Recently, a group of researchers from the University of Ottawa, the National Research Council of Canada, and Imperial College London published a study in which they developed a new method of recording holograms using quantum particles.
What is Holography?
While holograms are a frequent trope in the futuristic worlds of science fiction, the process for recording holograms was actually discovered over half a century ago in 1948. Unlike regular photography, which only captures the amplitude data of light, holography records both amplitude and phase data. Amplitude is a measure of the intensity or brightness of light. Therefore, traditional photography records images based on variations in the brightness of the light that reflects off of objects in the environment. However, because amplitude only gives information about light intensity, the images produced by traditional photography can only be rendered in two dimensions. In contrast, phase data gives information about how light interacts with objects. As such, holography is able to record three-dimensional information such as the depths and contours of objects.
How Holograms Are Recorded Using Traditional Technologies
In order to capture phase data, traditional holography techniques first require the emission of two coherent beams of light, with coherent referring to the fact that the two beams are of the same wavelength. These beams are traditionally created with lasers, which emit light at a constant wavelength. One beam is then aimed at the object being recorded. Light reflecting off the object is then collected by a holographic film. Simultaneously, the other beam is reflected off a mirror directly onto the film. Light from the two beams will then interact with each other as they meet, resulting in interference patterns on the film. When coherent light is then passed through the film, the interference pattern will bend and diffract the light to exactly reproduce the properties of the light that was recorded from the object. This process results in a three-dimensional projection of the recorded object.

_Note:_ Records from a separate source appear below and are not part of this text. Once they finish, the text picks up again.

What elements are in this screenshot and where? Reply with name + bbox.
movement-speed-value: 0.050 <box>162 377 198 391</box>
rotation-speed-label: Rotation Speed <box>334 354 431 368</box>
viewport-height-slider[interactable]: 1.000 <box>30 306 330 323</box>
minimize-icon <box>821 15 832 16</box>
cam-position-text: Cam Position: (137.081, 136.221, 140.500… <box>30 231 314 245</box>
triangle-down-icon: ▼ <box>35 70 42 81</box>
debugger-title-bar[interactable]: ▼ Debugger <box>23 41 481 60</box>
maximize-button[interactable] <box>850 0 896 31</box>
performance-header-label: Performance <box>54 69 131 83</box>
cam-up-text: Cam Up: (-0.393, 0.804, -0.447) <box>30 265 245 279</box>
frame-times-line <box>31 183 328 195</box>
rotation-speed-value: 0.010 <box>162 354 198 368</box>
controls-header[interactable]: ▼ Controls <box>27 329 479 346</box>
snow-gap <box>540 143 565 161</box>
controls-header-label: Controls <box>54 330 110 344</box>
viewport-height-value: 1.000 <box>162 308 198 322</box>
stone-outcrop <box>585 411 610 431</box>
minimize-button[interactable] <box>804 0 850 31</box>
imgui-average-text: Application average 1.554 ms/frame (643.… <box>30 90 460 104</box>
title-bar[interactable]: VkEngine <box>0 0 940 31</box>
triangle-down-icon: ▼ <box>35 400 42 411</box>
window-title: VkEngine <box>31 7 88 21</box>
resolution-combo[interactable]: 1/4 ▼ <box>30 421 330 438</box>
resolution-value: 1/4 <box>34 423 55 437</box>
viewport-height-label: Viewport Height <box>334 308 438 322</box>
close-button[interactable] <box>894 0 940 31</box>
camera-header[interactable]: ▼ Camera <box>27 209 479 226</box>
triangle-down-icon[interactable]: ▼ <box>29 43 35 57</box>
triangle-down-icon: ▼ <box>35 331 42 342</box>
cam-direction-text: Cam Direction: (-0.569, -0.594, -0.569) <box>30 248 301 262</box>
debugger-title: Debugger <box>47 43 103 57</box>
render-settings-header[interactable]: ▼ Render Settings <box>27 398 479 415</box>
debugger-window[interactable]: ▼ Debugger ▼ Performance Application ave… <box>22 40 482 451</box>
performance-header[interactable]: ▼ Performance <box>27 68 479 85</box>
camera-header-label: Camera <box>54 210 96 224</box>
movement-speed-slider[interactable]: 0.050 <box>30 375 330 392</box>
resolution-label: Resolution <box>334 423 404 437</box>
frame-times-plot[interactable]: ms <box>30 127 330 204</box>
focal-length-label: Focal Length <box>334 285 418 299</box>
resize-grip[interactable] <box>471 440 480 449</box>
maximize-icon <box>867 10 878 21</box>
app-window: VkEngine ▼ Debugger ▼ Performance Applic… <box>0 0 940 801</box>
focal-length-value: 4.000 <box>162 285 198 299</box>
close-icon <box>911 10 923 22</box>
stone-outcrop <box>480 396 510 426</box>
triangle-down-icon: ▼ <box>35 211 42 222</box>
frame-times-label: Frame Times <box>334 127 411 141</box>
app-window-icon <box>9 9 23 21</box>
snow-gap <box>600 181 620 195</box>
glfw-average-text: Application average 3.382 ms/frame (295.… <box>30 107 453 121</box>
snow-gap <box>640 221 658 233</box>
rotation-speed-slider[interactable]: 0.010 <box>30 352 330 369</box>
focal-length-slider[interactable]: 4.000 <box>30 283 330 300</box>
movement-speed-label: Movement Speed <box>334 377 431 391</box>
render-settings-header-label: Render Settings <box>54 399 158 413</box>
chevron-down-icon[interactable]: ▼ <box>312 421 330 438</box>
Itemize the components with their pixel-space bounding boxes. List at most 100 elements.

Advantages of Quantum Holography
The main advantage of quantum holography is the fact that the recording process does not require two beams of coherent light. In the traditional technique, phase data is recorded in the form of interference patterns between the object beam and the reference beam. In contrast, quantum holography exploits the phenomenon of quantum entanglement to forego the requirement for coherence. Quantum entanglement is a phenomenon where pairs of quantum particles (e.g., photons of light) are intrinsically connected, with each particle mirroring the properties of the other regardless of the separation between them.

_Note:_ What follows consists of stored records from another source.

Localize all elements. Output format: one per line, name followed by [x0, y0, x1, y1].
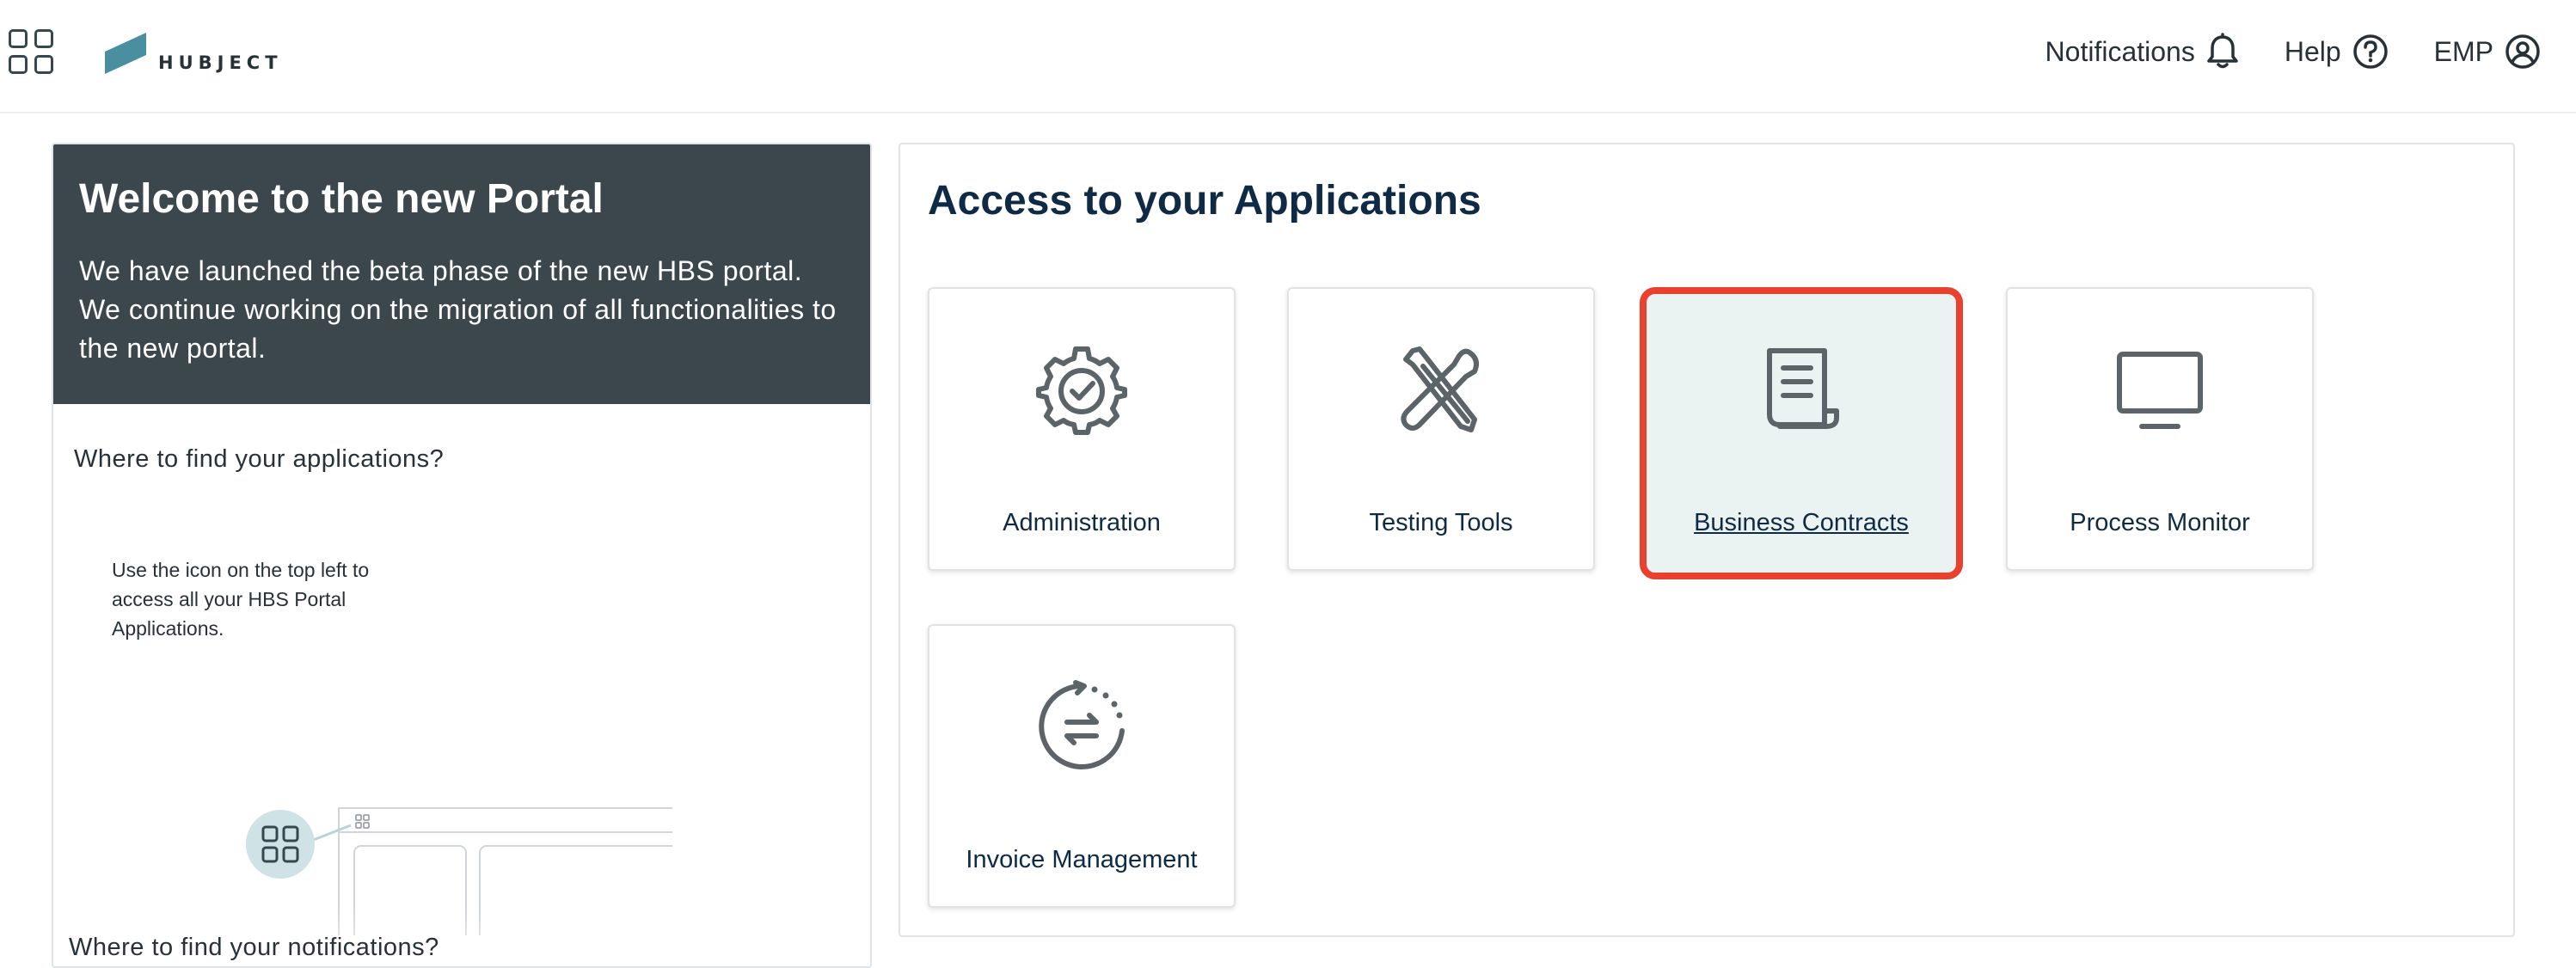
logo-text: HUBJECT: [158, 52, 283, 73]
grid-cell: [34, 29, 53, 48]
top-nav: Notifications Help EMP: [2001, 26, 2542, 77]
tile-label: Administration: [1003, 509, 1161, 536]
hubject-logo[interactable]: HUBJECT: [105, 31, 283, 76]
grid-cell: [9, 55, 28, 74]
where-to-find-notifications-heading: Where to find your notifications?: [69, 934, 439, 961]
account-button[interactable]: EMP: [2434, 33, 2542, 70]
top-header: HUBJECT Notifications Help EMP: [0, 0, 2576, 113]
tile-label: Process Monitor: [2070, 509, 2250, 536]
gear-check-icon: [1036, 346, 1127, 435]
account-label: EMP: [2433, 35, 2493, 67]
app-launcher-icon[interactable]: [9, 29, 53, 74]
welcome-text: We have launched the beta phase of the n…: [79, 255, 837, 364]
app-launcher-illustration: [246, 807, 672, 935]
tile-process-monitor[interactable]: Process Monitor: [2006, 287, 2314, 571]
grid-cell: [9, 29, 28, 48]
grid-cell: [34, 55, 53, 74]
monitor-icon: [2117, 352, 2203, 429]
help-circle-icon: [2352, 34, 2388, 69]
notifications-button[interactable]: Notifications: [2045, 33, 2240, 70]
tile-label: Testing Tools: [1369, 509, 1513, 536]
invoice-cycle-icon: [1039, 680, 1125, 769]
applications-title: Access to your Applications: [928, 178, 1481, 224]
tile-label: Business Contracts: [1694, 509, 1909, 536]
app-launcher-hint: Use the icon on the top left to access a…: [112, 559, 370, 640]
applications-card: Access to your Applications Administrati…: [899, 143, 2515, 937]
welcome-title: Welcome to the new Portal: [79, 176, 604, 222]
where-to-find-apps-heading: Where to find your applications?: [74, 445, 445, 473]
notifications-label: Notifications: [2045, 35, 2195, 67]
tile-business-contracts[interactable]: Business Contracts: [1640, 287, 1963, 579]
help-button[interactable]: Help: [2285, 33, 2389, 70]
tile-label: Invoice Management: [966, 846, 1198, 873]
tile-invoice-management[interactable]: Invoice Management: [928, 624, 1236, 908]
welcome-hero: Welcome to the new Portal We have launch…: [53, 144, 870, 404]
help-label: Help: [2284, 35, 2341, 67]
document-scroll-icon: [1767, 348, 1839, 429]
logo-mark-icon: [105, 33, 146, 74]
user-circle-icon: [2505, 34, 2540, 69]
welcome-card: Welcome to the new Portal We have launch…: [52, 143, 872, 968]
tile-administration[interactable]: Administration: [928, 287, 1236, 571]
bell-icon: [2207, 33, 2238, 69]
tools-icon: [1401, 346, 1479, 432]
tile-testing-tools[interactable]: Testing Tools: [1287, 287, 1595, 571]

This unique property of quantum particles helps to mitigate many of the drawbacks of traditional holography. For example, because there is no need for coherence, the reference beam can be a different wavelength (i.e., colour) than the object beam. This advantage is critical for many medical applications because while infrared light is better for scanning biological tissues, it is much harder to accurately detect using current sensor technology. However, by taking advantage of quantum entanglement, biological tissues can be scanned using a beam of infrared light. A hologram of the specimen can then be created by recording the entangled partner beam, which may be in the visible spectrum and thus easier to measure.

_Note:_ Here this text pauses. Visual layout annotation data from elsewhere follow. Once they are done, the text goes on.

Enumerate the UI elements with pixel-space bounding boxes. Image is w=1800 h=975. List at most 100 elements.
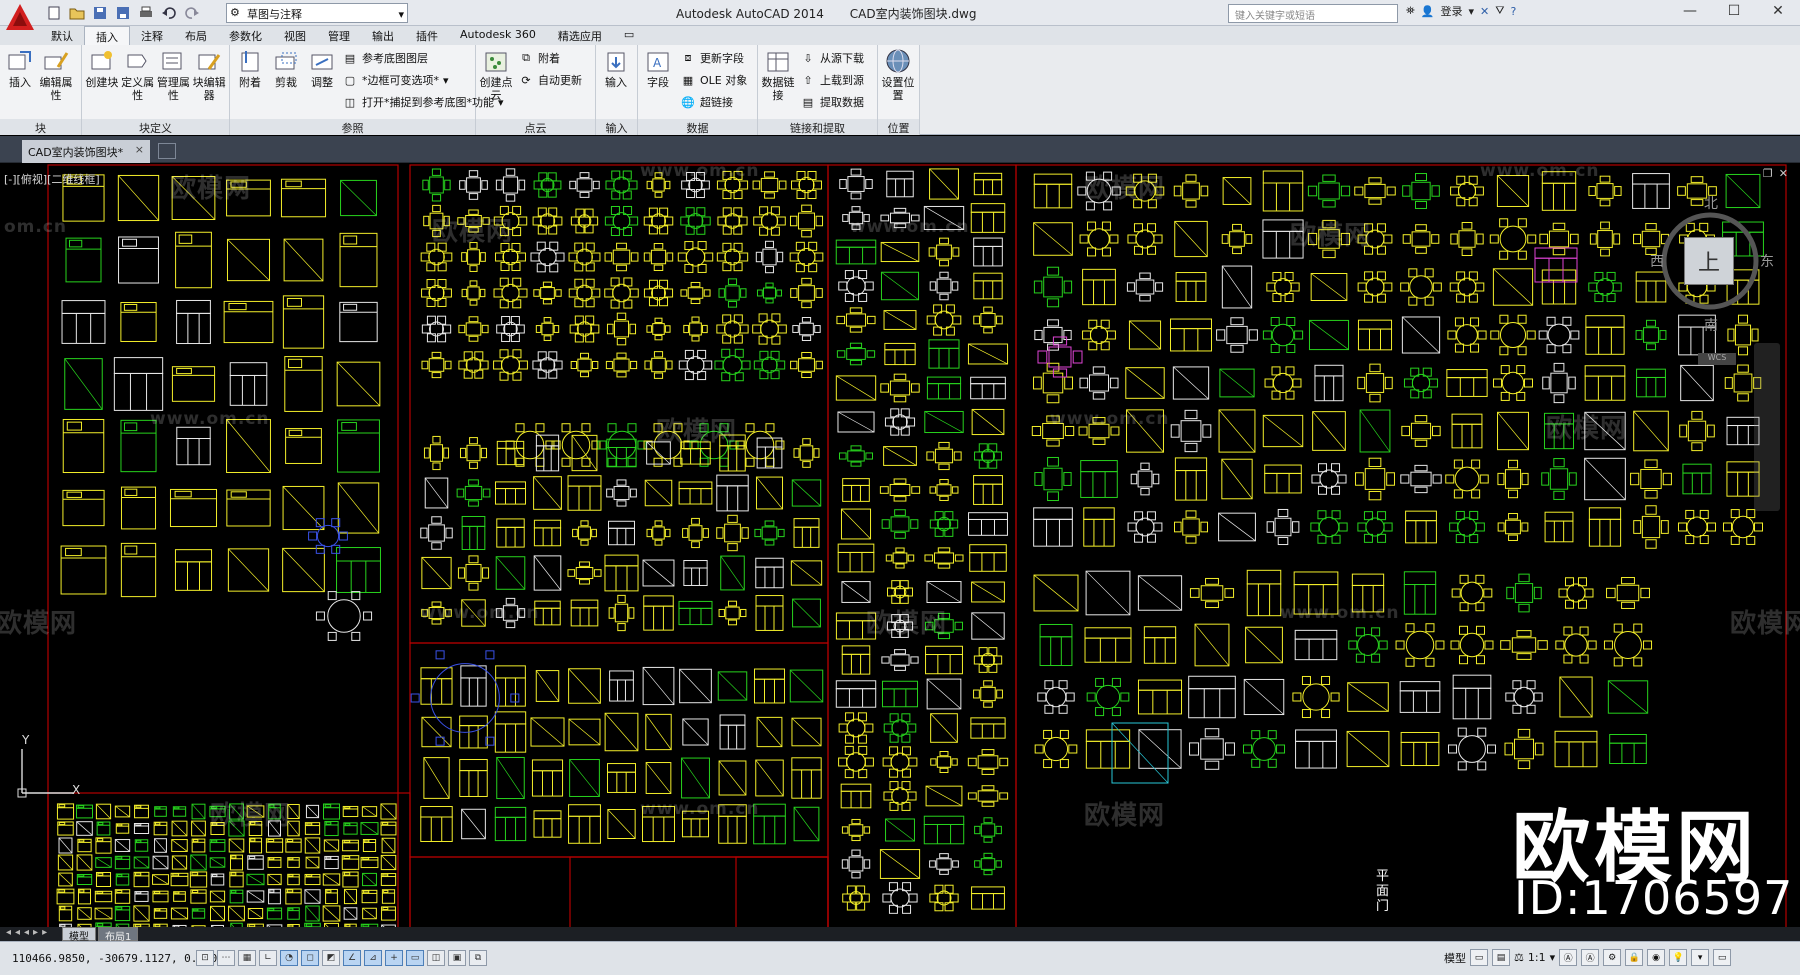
update-fields-button[interactable]: ⧈ 更新字段 (680, 49, 747, 67)
save-as-icon[interactable] (113, 3, 133, 23)
quick-properties-toggle[interactable]: ▣ (448, 950, 466, 966)
define-attribute-button[interactable]: 定义属性 (120, 48, 156, 102)
tab-layout1[interactable]: 布局1 (98, 927, 139, 943)
hyperlink-button[interactable]: 🌐 超链接 (680, 93, 747, 111)
application-menu-button[interactable] (2, 1, 38, 33)
snap-mode-toggle[interactable]: ⋯ (217, 950, 235, 966)
3d-object-snap-toggle[interactable]: ◩ (322, 950, 340, 966)
redo-icon[interactable] (182, 3, 202, 23)
field-button[interactable]: A 字段 (640, 48, 676, 89)
annotation-scale-value[interactable]: 1:1 (1528, 951, 1546, 964)
auto-scale-icon[interactable]: Ⓐ (1581, 949, 1600, 966)
annotation-scale-icon[interactable]: ⚖ (1514, 951, 1524, 964)
selection-cycling-toggle[interactable]: ⧉ (469, 950, 487, 966)
model-space-label[interactable]: 模型 (1444, 950, 1466, 966)
chevron-down-icon[interactable]: ▾ (1550, 951, 1556, 964)
ribbon-minimize-icon[interactable]: ▭ (613, 26, 637, 45)
clip-button[interactable]: 剪裁 (268, 48, 304, 89)
workspace-switching-icon[interactable]: ⚙ (1603, 949, 1622, 966)
lineweight-toggle[interactable]: ▭ (406, 950, 424, 966)
new-file-icon[interactable] (44, 3, 64, 23)
workspace-dropdown[interactable]: ⚙ 草图与注释 ▾ (226, 3, 408, 23)
panel-title-block[interactable]: 块 (0, 119, 81, 135)
tab-output[interactable]: 输出 (361, 26, 405, 45)
adjust-button[interactable]: 调整 (304, 48, 340, 89)
lock-icon[interactable]: 🔒 (1625, 949, 1644, 966)
drawing-area[interactable]: [-][俯视][二维线框] ❐ ✕ 北 西 东 南 上 WCS Y X 平 面 … (0, 163, 1800, 941)
dynamic-input-toggle[interactable]: + (385, 950, 403, 966)
edit-attribute-button[interactable]: 编辑属性 (38, 48, 74, 102)
data-link-button[interactable]: 数据链接 (760, 48, 796, 102)
tab-featured-apps[interactable]: 精选应用 (547, 26, 613, 45)
maximize-button[interactable]: ☐ (1712, 0, 1756, 22)
insert-block-button[interactable]: 插入 (2, 48, 38, 102)
viewcube-top-face[interactable]: 上 (1684, 237, 1734, 285)
upload-to-source-button[interactable]: ⇧ 上载到源 (800, 71, 864, 89)
cursor-coordinates[interactable]: 110466.9850, -30679.1127, 0.0000 (12, 952, 224, 965)
tab-annotate[interactable]: 注释 (130, 26, 174, 45)
document-tab[interactable]: CAD室内装饰图块* × (22, 140, 150, 163)
save-icon[interactable] (90, 3, 110, 23)
chevron-down-icon[interactable]: ▾ (1469, 5, 1475, 18)
create-point-cloud-button[interactable]: 创建点云 (478, 48, 514, 102)
import-button[interactable]: 输入 (598, 48, 634, 89)
isolate-objects-icon[interactable]: 💡 (1669, 949, 1688, 966)
search-input[interactable]: 键入关键字或短语 (1228, 4, 1398, 23)
ortho-toggle[interactable]: ∟ (259, 950, 277, 966)
autodesk-a360-icon[interactable]: ⛛ (1495, 4, 1504, 18)
open-folder-icon[interactable] (67, 3, 87, 23)
transparency-toggle[interactable]: ◫ (427, 950, 445, 966)
attach-button[interactable]: 附着 (232, 48, 268, 89)
tab-parametric[interactable]: 参数化 (218, 26, 273, 45)
close-icon[interactable]: × (135, 143, 144, 156)
exchange-icon[interactable]: ✕ (1480, 5, 1489, 18)
viewport-close-icon[interactable]: ✕ (1779, 167, 1788, 180)
grid-toggle[interactable]: ▦ (238, 950, 256, 966)
tab-manage[interactable]: 管理 (317, 26, 361, 45)
customization-icon[interactable]: ▾ (1691, 949, 1710, 966)
clean-screen-icon[interactable]: ▭ (1713, 949, 1732, 966)
object-snap-tracking-toggle[interactable]: ∠ (343, 950, 361, 966)
hardware-acceleration-icon[interactable]: ◉ (1647, 949, 1666, 966)
quick-view-layouts-icon[interactable]: ▭ (1470, 949, 1488, 966)
viewcube-south[interactable]: 南 (1704, 315, 1718, 335)
block-editor-button[interactable]: 块编辑器 (191, 48, 227, 102)
panel-title-block-definition[interactable]: 块定义 (82, 119, 229, 135)
annotation-visibility-icon[interactable]: Ⓐ (1559, 949, 1578, 966)
manage-attribute-button[interactable]: 管理属性 (156, 48, 192, 102)
panel-title-reference[interactable]: 参照 (230, 119, 475, 135)
close-window-button[interactable]: ✕ (1756, 0, 1800, 22)
tab-insert[interactable]: 插入 (84, 26, 130, 45)
tab-default[interactable]: 默认 (40, 26, 84, 45)
minimize-button[interactable]: — (1668, 0, 1712, 22)
pointcloud-attach-button[interactable]: ⧉ 附着 (518, 49, 582, 67)
tab-plugins[interactable]: 插件 (405, 26, 449, 45)
undo-icon[interactable] (159, 3, 179, 23)
infer-constraints-toggle[interactable]: ⊡ (196, 950, 214, 966)
wcs-menu[interactable]: WCS (1698, 353, 1736, 365)
tab-model[interactable]: 模型 (62, 927, 96, 943)
set-location-button[interactable]: 设置位置 (880, 48, 916, 102)
viewport-controls-label[interactable]: [-][俯视][二维线框] (4, 171, 100, 187)
new-tab-button[interactable] (158, 143, 176, 159)
help-icon[interactable]: ? (1511, 5, 1517, 18)
polar-tracking-toggle[interactable]: ◔ (280, 950, 298, 966)
binoculars-icon[interactable]: ⛯ (1406, 4, 1415, 18)
user-icon[interactable]: 👤 (1421, 5, 1435, 18)
tab-layout[interactable]: 布局 (174, 26, 218, 45)
create-block-button[interactable]: 创建块 (84, 48, 120, 102)
download-from-source-button[interactable]: ⇩ 从源下载 (800, 49, 864, 67)
viewcube-north[interactable]: 北 (1704, 193, 1718, 213)
viewport-restore-icon[interactable]: ❐ (1763, 167, 1773, 180)
tab-view[interactable]: 视图 (273, 26, 317, 45)
tab-autodesk-360[interactable]: Autodesk 360 (449, 26, 547, 45)
viewcube[interactable]: 北 西 东 南 上 WCS (1650, 196, 1774, 365)
panel-title-point-cloud[interactable]: 点云 (476, 119, 595, 135)
ole-object-button[interactable]: ▦ OLE 对象 (680, 71, 747, 89)
layout-nav-arrows[interactable]: ◂◂◂▸▸ (6, 927, 51, 938)
dynamic-ucs-toggle[interactable]: ⊿ (364, 950, 382, 966)
login-link[interactable]: 登录 (1441, 3, 1463, 19)
auto-update-button[interactable]: ⟳ 自动更新 (518, 71, 582, 89)
object-snap-toggle[interactable]: ◻ (301, 950, 319, 966)
viewcube-west[interactable]: 西 (1650, 251, 1664, 271)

Aside from being able to scan objects with a wider range of wavelengths of light, the researchers also noted that the stability of quantum entangled states allows for their technique to be more resistant to vibrations during the recording process. While traditional holography could only be achieved using very short exposure times, the technique developed by the researchers allows for recording over extended durations, resulting in holograms with superior fidelity and resolution.
Potential Future Applications
While the study was more of a proof-of-concept, the researchers are confident that their work will contribute towards the development of accurate 3D scene reconstruction, which may have a variety of applications ranging from self-driving vehicles to augmented reality.